Jan Raes, chief executive of the RCO since 2008 and a former orchestral musician, describes Jansons as "a perpetual student. He's always well prepared. He uses every second of rehearsals efficiently, with no long stories. He gives them everything he has. He is never laid back. All the players feel the pressure to work hard at the highest level, but they are always respectful too."

"Yes, Mariss is mercilessly hard on himself, and uncompromising," agrees Peter Meisel, a spokesman from Jansons's other orchestra, the Bavarian Radio Symphony Orchestra. "After a concert he will get the recording [for private orchestral use] and that same night, after the post-concert event when it is already late, he will listen to it all the way through to see what was good, what was bad." And if he finds errors? "He blames himself."

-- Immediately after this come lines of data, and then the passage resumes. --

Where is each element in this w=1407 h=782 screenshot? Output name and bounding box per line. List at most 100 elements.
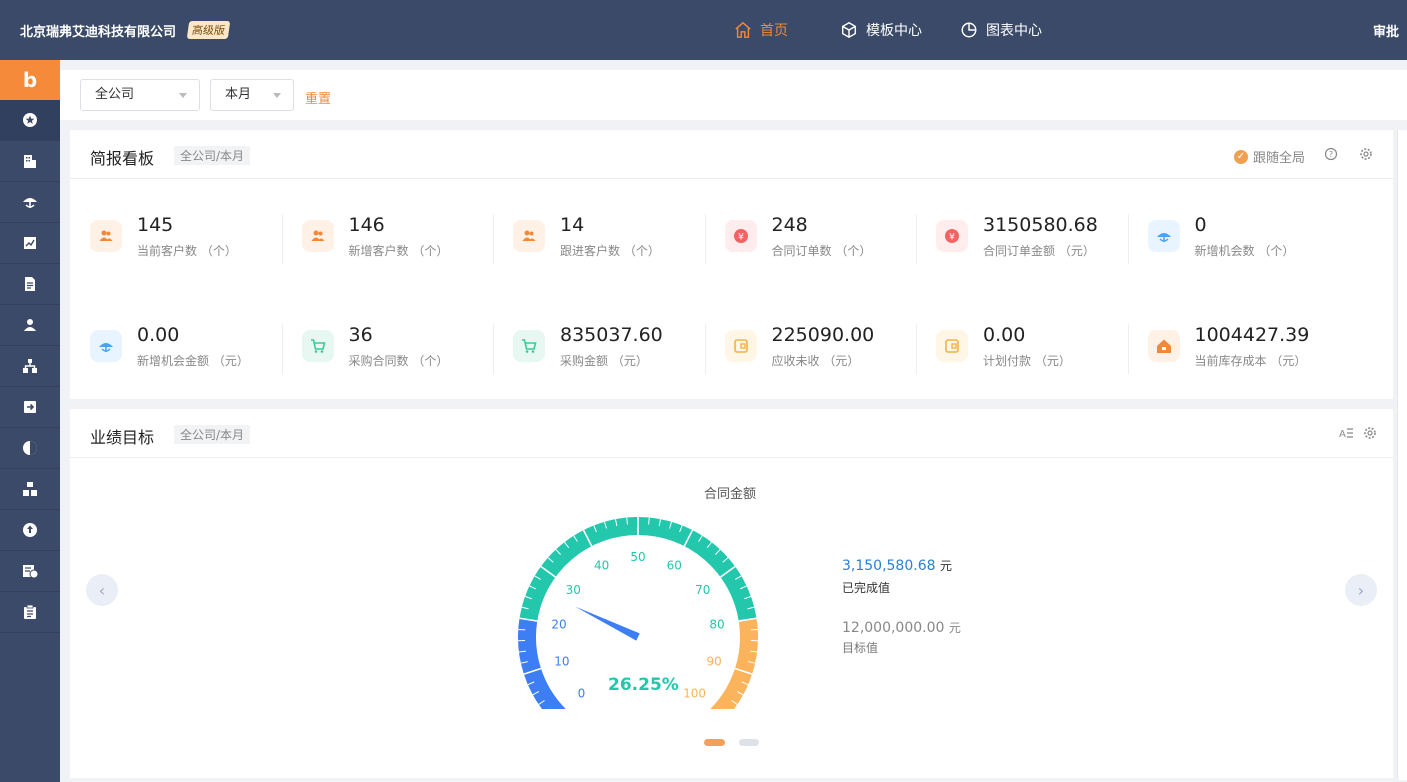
stat-label: 采购金额 （元） [560, 354, 648, 368]
nav-chart-center[interactable]: 图表中心 [960, 20, 1042, 40]
sidebar-item-pie[interactable] [0, 428, 60, 469]
brief-card: 简报看板 全公司/本月 ✓ 跟随全局 ? 145 当前客户数 （个） 146 新增客户… [70, 130, 1393, 399]
cube-icon [841, 21, 857, 39]
gauge-pointer [575, 606, 640, 641]
stat-card[interactable]: 0.00 计划付款 （元） [916, 324, 1128, 374]
top-bar: 北京瑞弗艾迪科技有限公司 高级版 首页 模板中心 图表中心 审批 [0, 0, 1407, 60]
completed-value: 3,150,580.68 [842, 558, 936, 574]
sidebar-item-org[interactable] [0, 346, 60, 387]
stat-divider [704, 214, 706, 264]
stat-card[interactable]: 146 新增客户数 （个） [281, 214, 494, 264]
stat-card[interactable]: 0 新增机会数 （个） [1127, 214, 1340, 264]
stat-icon-badge [513, 220, 545, 252]
text-format-icon[interactable]: A [1339, 426, 1353, 440]
stat-icon-badge [301, 220, 334, 252]
period-select-value: 本月 [225, 87, 252, 102]
stat-label: 合同订单金额 （元） [983, 244, 1095, 258]
stat-label: 当前客户数 （个） [137, 244, 237, 258]
stat-label: 新增客户数 （个） [348, 244, 449, 258]
stat-card[interactable]: ¥248 合同订单数 （个） [704, 214, 917, 264]
document-icon [25, 277, 35, 291]
completed-label: 已完成值 [842, 581, 891, 595]
carousel-next-button[interactable]: › [1345, 574, 1377, 606]
gauge-tick-label: 90 [706, 655, 721, 669]
app-logo[interactable]: b [0, 60, 60, 100]
cart-icon [522, 339, 537, 353]
stat-card[interactable]: ¥3150580.68 合同订单金额 （元） [916, 214, 1128, 264]
chart-doc-icon [24, 237, 36, 249]
sidebar-item-refresh[interactable] [0, 510, 60, 551]
refresh-icon [23, 523, 37, 537]
nav-chart-label: 图表中心 [986, 23, 1042, 39]
nav-home[interactable]: 首页 [734, 20, 788, 40]
bill-icon [23, 565, 38, 579]
stat-label: 采购合同数 （个） [348, 354, 449, 368]
stat-card[interactable]: 36 采购合同数 （个） [281, 324, 494, 374]
cart-icon [310, 339, 326, 353]
stat-label: 计划付款 （元） [983, 354, 1071, 368]
chevron-right-icon: › [1357, 580, 1365, 600]
stat-card[interactable]: 0.00 新增机会金额 （元） [70, 324, 282, 374]
umbrella-icon [23, 198, 37, 208]
wallet-icon [733, 339, 748, 353]
target-label: 目标值 [842, 641, 879, 655]
target-value: 12,000,000.00 [842, 620, 945, 636]
nav-template-center[interactable]: 模板中心 [840, 20, 922, 40]
stat-label: 合同订单数 （个） [771, 244, 872, 258]
chevron-down-icon [273, 93, 281, 98]
sidebar-item-clipboard[interactable] [0, 592, 60, 633]
stat-label: 跟进客户数 （个） [560, 244, 660, 258]
gauge-tick [648, 517, 650, 525]
stat-card[interactable]: 225090.00 应收未收 （元） [704, 324, 917, 374]
sidebar-item-building[interactable] [0, 141, 60, 182]
gear-icon[interactable] [1363, 426, 1377, 440]
stat-value: 146 [348, 214, 385, 236]
sidebar-item-chart-doc[interactable] [0, 223, 60, 264]
wallet-icon [945, 339, 959, 353]
target-unit: 元 [948, 621, 961, 635]
stat-divider [281, 324, 283, 374]
check-circle-icon: ✓ [1233, 149, 1248, 164]
stat-value: 835037.60 [560, 324, 663, 346]
reset-button[interactable]: 重置 [305, 88, 331, 107]
company-select[interactable]: 全公司 [80, 79, 200, 111]
period-select[interactable]: 本月 [210, 79, 294, 111]
sidebar-item-bill[interactable] [0, 551, 60, 592]
sidebar-item-export[interactable] [0, 387, 60, 428]
stat-value: 248 [771, 214, 808, 236]
gauge-tick-label: 0 [578, 687, 586, 701]
stat-icon-badge [1147, 220, 1180, 252]
right-panel-edge [1397, 130, 1407, 780]
help-icon[interactable]: ? [1324, 147, 1338, 161]
stat-card[interactable]: 1004427.39 当前库存成本 （元） [1127, 324, 1340, 374]
sidebar-item-user-card[interactable] [0, 305, 60, 346]
stat-value: 0 [1194, 214, 1207, 236]
completed-value-row: 3,150,580.68 元 [842, 557, 952, 574]
stat-card[interactable]: 835037.60 采购金额 （元） [493, 324, 705, 374]
approve-link[interactable]: 审批 [1373, 21, 1399, 40]
stat-divider [493, 214, 494, 264]
target-scope-tag: 全公司/本月 [174, 425, 251, 444]
stat-card[interactable]: 14 跟进客户数 （个） [493, 214, 705, 264]
carousel-dot[interactable] [739, 739, 759, 746]
target-card: 业绩目标 全公司/本月 A 合同金额 0 10 20 30 40 50 60 70 80 90 10… [70, 409, 1393, 778]
follow-global-label: 跟随全局 [1252, 151, 1305, 166]
gear-icon[interactable] [1359, 147, 1373, 161]
stat-card[interactable]: 145 当前客户数 （个） [70, 214, 282, 264]
sidebar-item-document[interactable] [0, 264, 60, 305]
target-card-header: 业绩目标 全公司/本月 A [70, 409, 1393, 458]
svg-text:A: A [1339, 429, 1346, 440]
brief-card-header: 简报看板 全公司/本月 ✓ 跟随全局 ? [70, 130, 1393, 179]
gauge-tick [626, 517, 628, 525]
org-icon [23, 359, 37, 373]
sidebar-item-boxes[interactable] [0, 469, 60, 510]
gauge-percent: 26.25% [608, 675, 679, 695]
follow-global-toggle[interactable]: ✓ 跟随全局 [1233, 147, 1305, 166]
target-title: 业绩目标 [90, 428, 155, 447]
stat-value: 225090.00 [771, 324, 875, 346]
carousel-prev-button[interactable]: ‹ [86, 574, 118, 606]
carousel-dot-active[interactable] [704, 739, 725, 746]
gauge-tick-label: 50 [630, 550, 645, 564]
sidebar-item-umbrella[interactable] [0, 182, 60, 223]
sidebar-item-star[interactable] [0, 100, 60, 141]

"My task is to correct," Jansons says. "You must blame yourself if something goes wrong." What happens when he conducts the same works with his two orchestras? Do they ever sound the same? "No completely, totally different! Each great orchestra still has an individual sound, thank God," Jansons laughs. He makes the comparison with having two children (he himself has one, a daughter from his first marriage, who works as a rehearsal pianist at the Mariinsky theatre): "You love them equally and you appreciate and negotiate their idiosyncrasies."

He doesn't mind comparing his orchestras out loud, either. The Bavarians are "in the best sense German, with a big sound and tremendous explosive excitement." By contrast the august Concertgebouw is "transparent, capable of great delicacy, polished, never forced".

In addition to the Strauss concert at the Barbican, Jansons will deliver a lecture on the mysterious art of conducting. "Not everyone can take the baton. The conductor doesn't produce the sound, of course. If a principal woodwind or brass player cannot play a passage, it's tragic. It's not so difficult to beat in time." The virtuosic musicians he works with will play the notes whatever the conductor does, or fails to do.
"So you have to study deeply and express your wishes. The notes are just signs. You have to go behind them and see what your fantasy tells you. But how do you express that through sound? If you think of the technical aspects of conducting as being on the ground floor of a big building, then 20 floors up you are beginning perhaps to get the sound you want."

He checks his watch. He must go. His conducting duties at Lucerne's Easter festival are completed. Is he travelling home to St Petersburg for a rest? "No, I'm off to hear Bernard Haitink rehearsing with my orchestra and I must not be late. I want to see what he does, and how they respond. He is such a wonderful Bruckner conductor, you see. I might learn something."
The very notion, coming from one of the finest Bruckner conductors of our era, seems ridiculous but is, one must concede, just possible.